Texto de Genésio Linhares – Professor/MS
– Recife/PE
Publicado no HUMANITAS nº 21 - Abril/2014
Dialética significa arte ou técnica de discussão. Seu processo no mundo histórico continua, pois as contradições e antagonismos permanecem presentes
Dialética significa arte ou técnica de discussão. Seu processo no mundo histórico continua, pois as contradições e antagonismos permanecem presentes
É inegável a dívida que todo o mundo ocidental, e hoje
também, e em certa medida, o mundo oriental têm com a civilização, a cultura e
arte, o espírito científico, a filosofia e todas as grandes contribuições
herdadas do povo grego antigo.
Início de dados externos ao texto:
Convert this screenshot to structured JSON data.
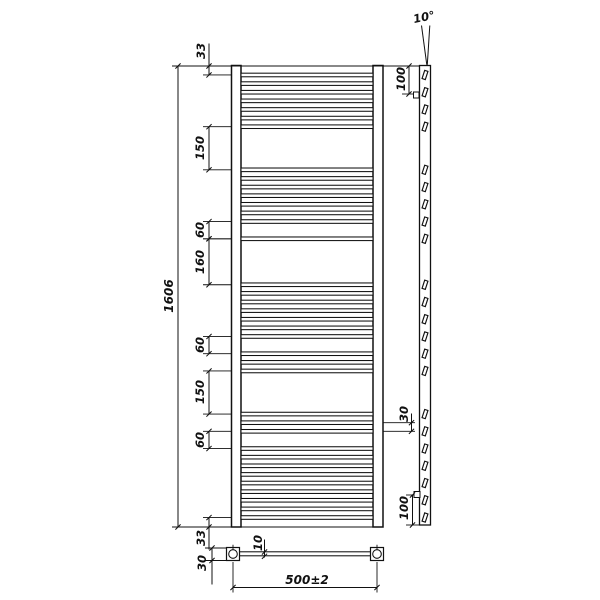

Um dos aspectos que gostaríamos de ressaltar
aqui é a invenção da dialética, produto do período democrático, também
implantado pelos gregos. É bastante interessante, complexo e até certo ponto
paradoxal entender historicamente como surgiu a dialética entre eles.
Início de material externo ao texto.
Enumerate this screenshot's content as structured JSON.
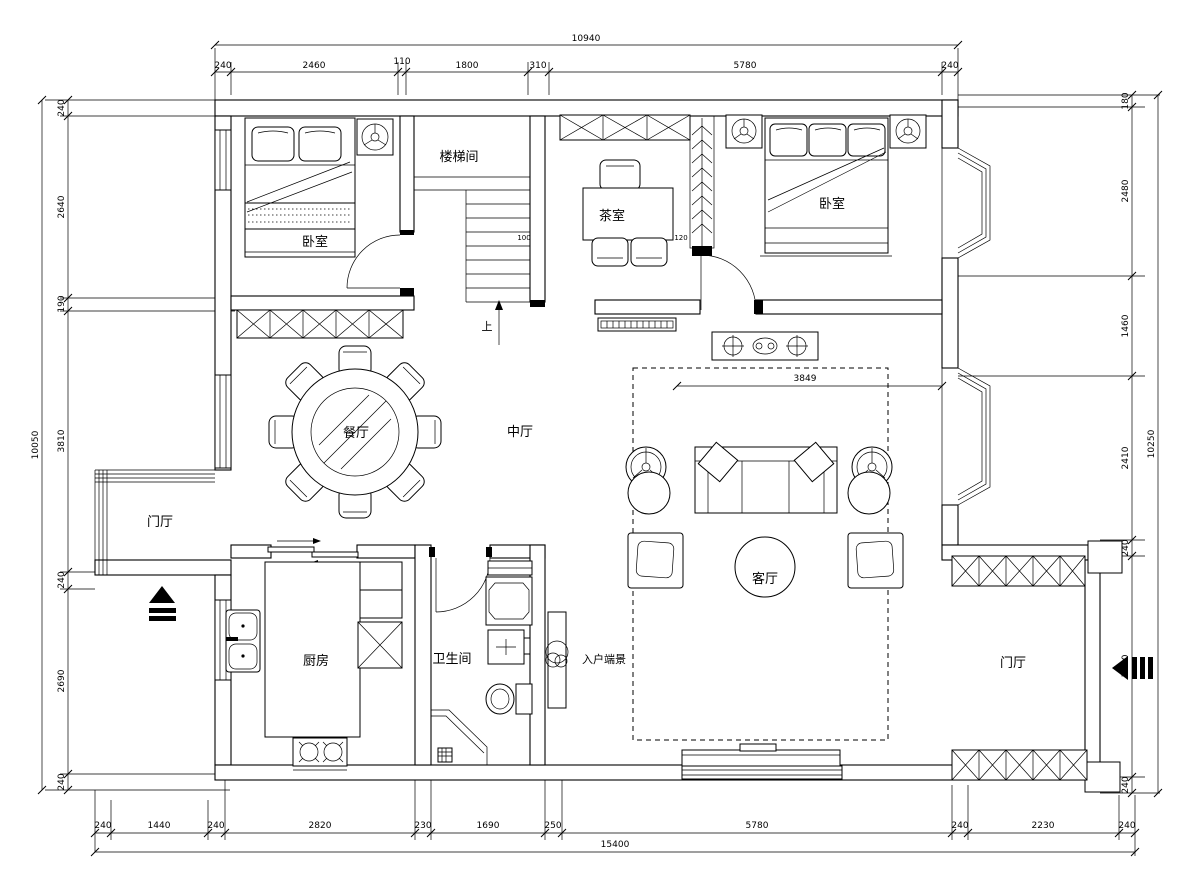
{
  "meta": {
    "drawing_type": "residential floor plan"
  },
  "colors": {
    "line": "#000000",
    "background": "#ffffff"
  },
  "rooms": {
    "bedroom_left": "卧室",
    "bedroom_right": "卧室",
    "stairwell": "楼梯间",
    "tea_room": "茶室",
    "mid_hall": "中厅",
    "dining": "餐厅",
    "foyer_left": "门厅",
    "foyer_right": "门厅",
    "kitchen": "厨房",
    "bathroom": "卫生间",
    "entry_view": "入户端景",
    "living": "客厅",
    "stairs_up": "上"
  },
  "dims": {
    "top": {
      "total": "10940",
      "segs": [
        "240",
        "2460",
        "110",
        "1800",
        "310",
        "5780",
        "240"
      ]
    },
    "bottom": {
      "total": "15400",
      "segs": [
        "240",
        "1440",
        "240",
        "2820",
        "230",
        "1690",
        "250",
        "5780",
        "240",
        "2230",
        "240"
      ]
    },
    "left": {
      "total": "10050",
      "segs": [
        "240",
        "2640",
        "190",
        "3810",
        "240",
        "2690",
        "240"
      ]
    },
    "right": {
      "total": "10250",
      "segs": [
        "180",
        "2480",
        "1460",
        "2410",
        "240",
        "3240",
        "240"
      ]
    },
    "inner": {
      "stair": "100",
      "screen": "120",
      "living_width": "3849"
    }
  }
}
Durante muito tempo, até o final do século VII antes de nossa era predominava na Grécia, de modo quase absoluto, a tradição do pensamento mítico. Tradição oral e coletiva, de caráter dogmático não permitindo nenhum tipo de questionamento, dúvida e discussão sobre a crença e a influência dos deuses no mundo da physis ou, o mundo da natureza e na vida e destino individual e coletivo – social, política e econômica - dos seres humanos. A visão mítica era a única resposta existente e que dava sentido e organização ao mundo, onde as causas dos fenômenos naturais e humanas eram sobrenaturais, transcendentes. Neste sentido, os gregos criaram inúmeros deuses com diversas funções e poderes, intervindo em vários aspectos do mundo natural e humano.
A questão até certo ponto paradoxal consiste exatamente no fato de que, como uma sociedade tão dependente, fechada, dogmática e presa a tais tradições e valores, a partir do final deste século VII de antes da nossa era começa a por em crise este vasto período mitológico? Os estudiosos apontam várias causas históricas como a invenção do alfabeto e escrita gregos, a criação do calendário, da moeda, a organização política das cidades-estados (polis), o início do sistema democrático, incremento do comércio, através das navegações marítimas.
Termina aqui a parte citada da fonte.